Unchanged in body but wolfed in mind, Holgar leaped forward, closing the gap in bounds, eager to rip his father’s throat out. But Holgar was a man, and he couldn’t accomplish that. He’d have to be happy with breaking his neck.

A roar went up as the others on the field joined the battle. Eriko sprinted past Holgar and made a beeline for Aurora.

The vampires and werewolves surged forward. Holgar staked one vampire . . . and then he faced his father.

“Where is my sister?” Jenn shrieked, as she leaped forward and threw holy water into the face of an approaching vampire. The creature fell, clawing at his eyes. Beside her Taamir grabbed a piece of wood and staked the abomination.

“Noah!” Taamir shouted.

Jenn turned. A wolf had pinned Noah and was ripping into him with its muzzle.

Silver through the heart killed a werewolf, but Jenn had nothing silver. She threw herself forward and leaped on the creature’s back, striking it time and again with the same piece of wood. Taamir kicked wildly at its face. The creature finally turned on them, and Noah reached up and yanked his large silver Star of David pendant from his neck. He slashed at the creature, and the silver evidently burned, because it roared and turned its attention back to Noah, who jammed a point of the star into the beast’s eye.

The werewolf arced backward in pain. Jenn leaped out of the way, but Taamir was slower. It landed hard on top of him. Taamir flailed, trying to get out from underneath it.

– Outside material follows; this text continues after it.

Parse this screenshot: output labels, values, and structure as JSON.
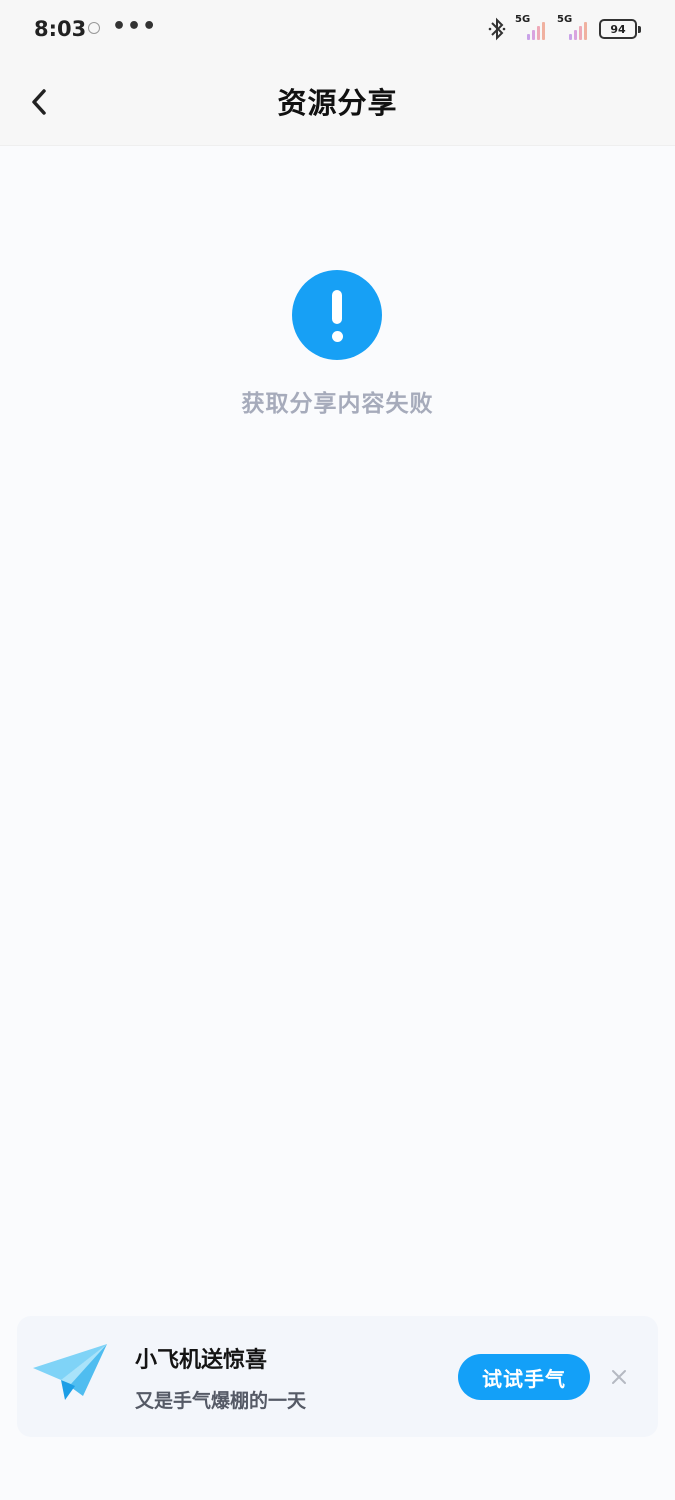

“Taamir!” Jenn cried, throwing her arms around the wolf’s massive head. Noah tried to drive the Star of David farther into its eye. Instead it came free in his hand.

“Jenn, Noah, go,” Taamir said, gasping.

With a howl the wolf brought up a mighty paw and laid open Taamir’s stomach with one swipe.

“Taamir!” Jenn cried.

Taamir reached out for the Star of David, and Noah thrust it into his hand. And then Noah handed him the same knife Taamir had given him in Russia, when he had been left alone with Svika. Jenn hadn’t known he’d had it all this time.

Taamir angled the knife upward underneath the creature’s rib cage, slicing it open. As the creature roared and bled, Taamir pushed his hand through the wound.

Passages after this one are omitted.